Returns { anomaly: null } if no anomaly records exist.

GET /anomaly/history query parameters:

• from (optional) — ISO date string, inclusive start
• to (optional) — ISO date string, inclusive end
• If neither provided, returns last 30 rows

GET /bu-changes response:

{
  "changes": [
    {
      "id": 1,
      "finding_id": "2687687777",
      "finding_title": "OpenSSH regreSSHion",
      "host_name": "syn-098-120-000-078",
      "previous_bu": "NTS-AEO-STEAM",
      "new_bu": "SDIT-CSD-ITLS-PIES",
      "detected_at": "2026-04-24T12:00:00"
    }
  ]
}

GET /:findingId/bu-history response:

{
  "finding_id": "2687687777",
  "history": [
    {
      "previous_bu": "NTS-AEO-STEAM",
      "new_bu": "SDIT-CSD-ITLS-PIES",
      "detected_at": "2026-04-24T12:00:00"
    }
  ]
}

5. Anomaly Banner Component (AnomalyBanner.js)
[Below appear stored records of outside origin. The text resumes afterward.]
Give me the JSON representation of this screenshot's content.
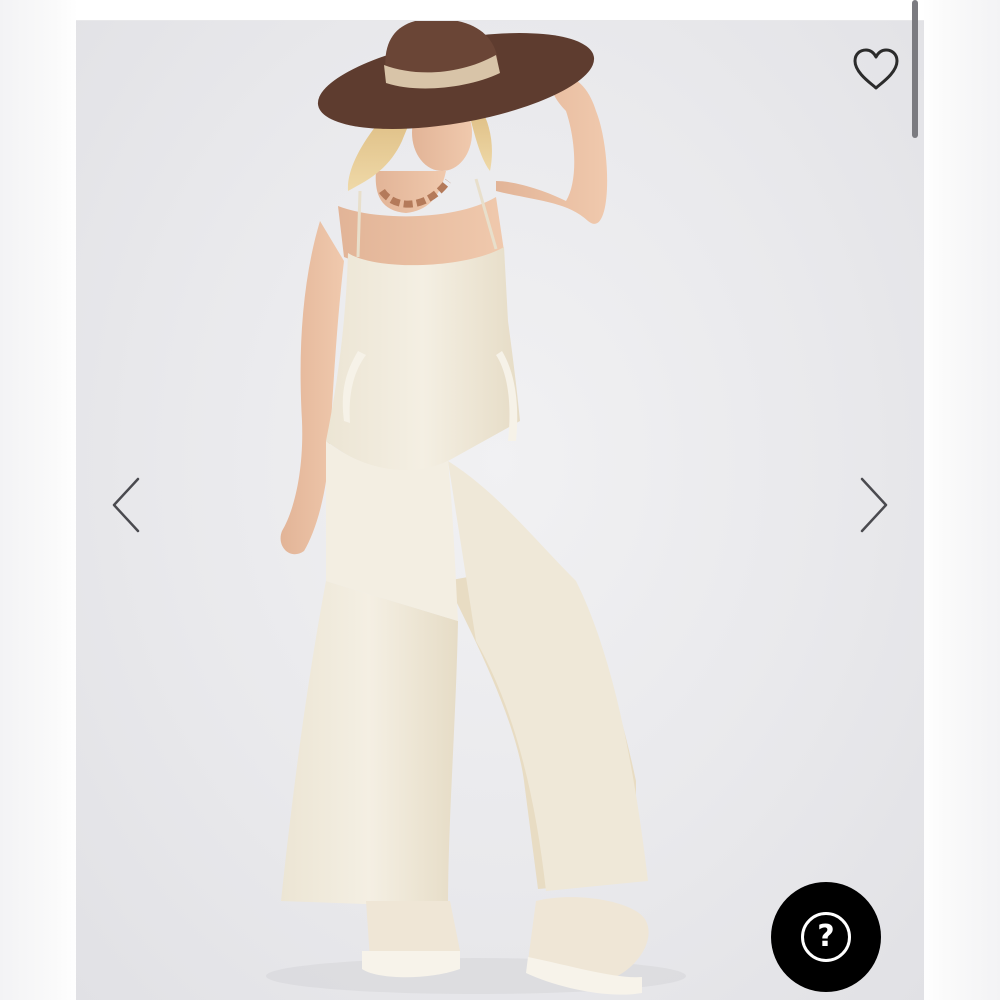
{
  "product_image": {
    "alt": ""
  },
  "favorite": {
    "icon": "heart-outline-icon",
    "color": "#2b2b2b"
  },
  "carousel": {
    "prev_icon": "chevron-left-icon",
    "next_icon": "chevron-right-icon",
    "arrow_color": "#4a4a4f"
  },
  "help": {
    "icon": "question-circle-icon",
    "label": "?",
    "background": "#000000"
  },
  "colors": {
    "photo_background": "#e9e9ec",
    "jumpsuit": "#f1ecdf",
    "hat": "#5e3c2f",
    "hat_band": "#d8c4a8"
  }
}
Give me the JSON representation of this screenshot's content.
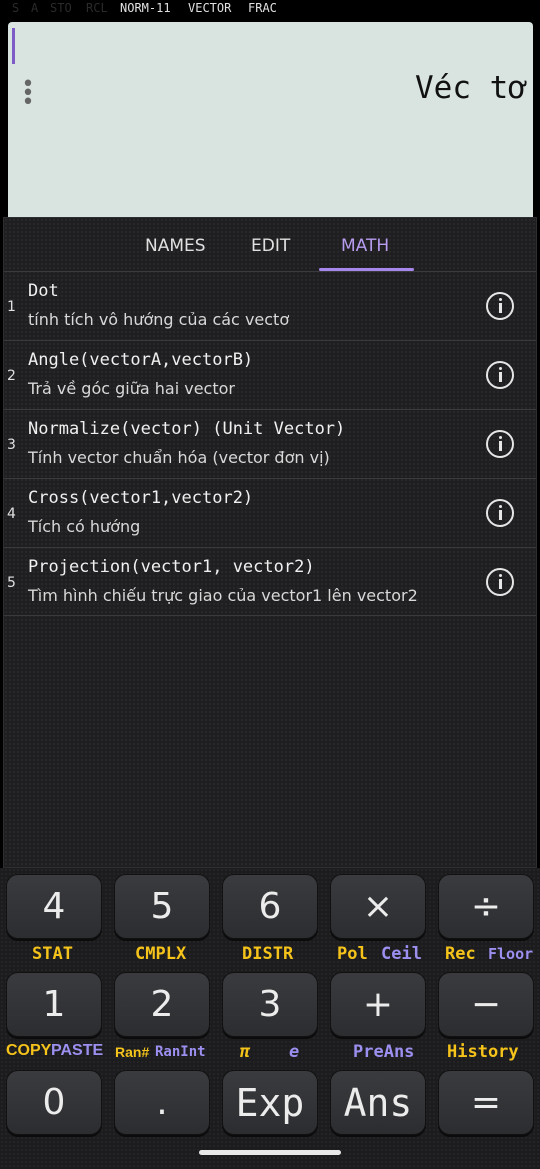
{
  "status": {
    "indicators_off": [
      "S",
      "A",
      "STO",
      "RCL"
    ],
    "indicators_on": [
      "NORM-11",
      "VECTOR",
      "FRAC"
    ]
  },
  "display": {
    "text": "Véc tơ",
    "menu_icon": "vertical-dots-icon"
  },
  "tabs": [
    {
      "label": "NAMES",
      "active": false
    },
    {
      "label": "EDIT",
      "active": false
    },
    {
      "label": "MATH",
      "active": true
    }
  ],
  "functions": [
    {
      "num": "1",
      "title": "Dot",
      "desc": "tính tích vô hướng của các vectơ"
    },
    {
      "num": "2",
      "title": "Angle(vectorA,vectorB)",
      "desc": "Trả về góc giữa hai vector"
    },
    {
      "num": "3",
      "title": "Normalize(vector) (Unit Vector)",
      "desc": "Tính vector chuẩn hóa (vector đơn vị)"
    },
    {
      "num": "4",
      "title": "Cross(vector1,vector2)",
      "desc": "Tích có hướng"
    },
    {
      "num": "5",
      "title": "Projection(vector1, vector2)",
      "desc": "Tìm hình chiếu trực giao của vector1 lên vector2"
    }
  ],
  "keypad": {
    "row1": [
      "4",
      "5",
      "6",
      "×",
      "÷"
    ],
    "shift1": {
      "k1": "STAT",
      "k2": "CMPLX",
      "k3": "DISTR",
      "k4a": "Pol",
      "k4b": "Ceil",
      "k5a": "Rec",
      "k5b": "Floor"
    },
    "row2": [
      "1",
      "2",
      "3",
      "+",
      "−"
    ],
    "shift2": {
      "k1a": "COPY",
      "k1b": "PASTE",
      "k2a": "Ran#",
      "k2b": "RanInt",
      "k3a": "π",
      "k3b": "e",
      "k4": "PreAns",
      "k5": "History"
    },
    "row3": [
      "0",
      ".",
      "Exp",
      "Ans",
      "="
    ]
  },
  "colors": {
    "accent": "#a787ec",
    "shift_yellow": "#f5c31a",
    "shift_blue": "#9b8ff0",
    "display_bg": "#d9e4e1"
  }
}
A new React component placed in frontend/src/components/pages/AnomalyBanner.js, rendered on the Vulnerability Triage page above the IvantiCountsChart.

Props: None — fetches its own data from /api/ivanti/findings/anomaly/latest.

Behavior:

1. On mount, fetch the latest anomaly summary.
2. If is_significant is false or no anomaly exists, render nothing.
3. If is_significant is true, render a warning banner with:
   • Amber background tint (rgba(245, 158, 11, 0.15)) with amber border (rgba(245, 158, 11, 0.3))
   • AlertTriangle icon from lucide-react
   • Summary text: "45 findings archived — 38 BU reassignment, 5 severity drift, 2 decommissioned"
   • Expandable detail section (click to toggle) showing affected findings grouped by classification
   • Dismiss button (X icon) that hides the banner for the current session via useState
4. Uses monospace typography and dark theme colors per DESIGN_SYSTEM.md.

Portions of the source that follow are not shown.